Smoking also causes heart disease, stroke, lung disease (chronic bronchitis and emphysema), hip fractures, and cataracts. Smokers are at higher risk of developing pneumonia and other airway infections. A pregnant smoker is at higher risk of having her baby born too early and with an abnormally low weight. A woman who smokes during or after pregnancy increases her infant’s risk of death from Sudden Infant Death Syndrome (SIDS).

Tobacco smoke contains chemicals that are harmful to both smokers and nonsmokers. Breathing even a little tobacco smoke can be harmful. Of the 4,000 chemicals in tobacco smoke, at least 250 are known to be harmful. The toxic chemicals found in smoke include hydrogen cyanide (used in chemical weapons), carbon monoxide (found in car exhausts), formaldehyde (used as an embalming fluid), ammonia (used in household cleaners), and toluene (found in paint thinners).

The dangers posed by cigarette smoking are not confined to those that smoke. Multiple studies have shown that the risk of lung cancer in patients who have never smoked, but have been exposed to environmental tobacco smoke in the home or at the job, has a statistically significant increase in the frequency of lung cancer, compared to people who have not had such environmental exposure. This is the so-called “passive smoking”. It is for this reason that in the US and several developed countries, there is a fast-growing movement to ban cigarette smoking from all public buildings.

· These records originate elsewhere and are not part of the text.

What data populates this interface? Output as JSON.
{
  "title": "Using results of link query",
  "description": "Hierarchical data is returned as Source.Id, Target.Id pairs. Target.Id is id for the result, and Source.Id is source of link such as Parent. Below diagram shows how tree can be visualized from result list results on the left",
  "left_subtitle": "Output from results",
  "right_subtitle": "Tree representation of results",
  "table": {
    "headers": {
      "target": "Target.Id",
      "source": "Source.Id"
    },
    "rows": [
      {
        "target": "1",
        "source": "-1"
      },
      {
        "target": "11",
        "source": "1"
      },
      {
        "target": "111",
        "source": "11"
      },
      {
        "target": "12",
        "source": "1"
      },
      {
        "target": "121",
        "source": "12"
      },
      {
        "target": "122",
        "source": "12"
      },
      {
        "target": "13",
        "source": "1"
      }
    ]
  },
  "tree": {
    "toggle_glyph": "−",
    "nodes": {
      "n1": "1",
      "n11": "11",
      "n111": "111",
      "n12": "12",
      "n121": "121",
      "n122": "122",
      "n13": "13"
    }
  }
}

But if cigarette smoking is so harmful, why do so many people – some 1.22 billion worldwide – persist with the practice? Well, simply put, cigarette acts like a drug: the active substances after absorption in the lungs, trigger chemical reactions in nerve endings which heighten heart rate, memory, alertness, and reaction time. Dopamine and later endorphins are released, which are often associated with reward and pleasure. To make matters worse, the nicotine from cigarettes is highly addictive. A strong link between advertising and smoking in young people has been proven. The more aware and appreciative young people are of tobacco advertising, the more likely they are to smoke or say they intend to. The tobacco industry spends billions of dollars worldwide each year spreading its marketing net to target young customers. Tobacco companies market their products wherever youths can be easily accessed – in the movies, on the Internet, in fashion magazines, and at music concerts and sports events. One of the most effective ways to protect young people from the harms of tobacco use is to ban advertising or promotion of tobacco products, and the sponsorship by the tobacco industry of any events or activities.

According to several reputable studies, if a person quits smoking, it was largely shaped by social pressure. If a spouse quits smoking, the other spouse is 67% less likely to smoke, but if one of his/her friends quits smoking he/she is 36% less likely to keep smoking. Our governments must agree on standards on advertising, which are crucial in influencing social mores.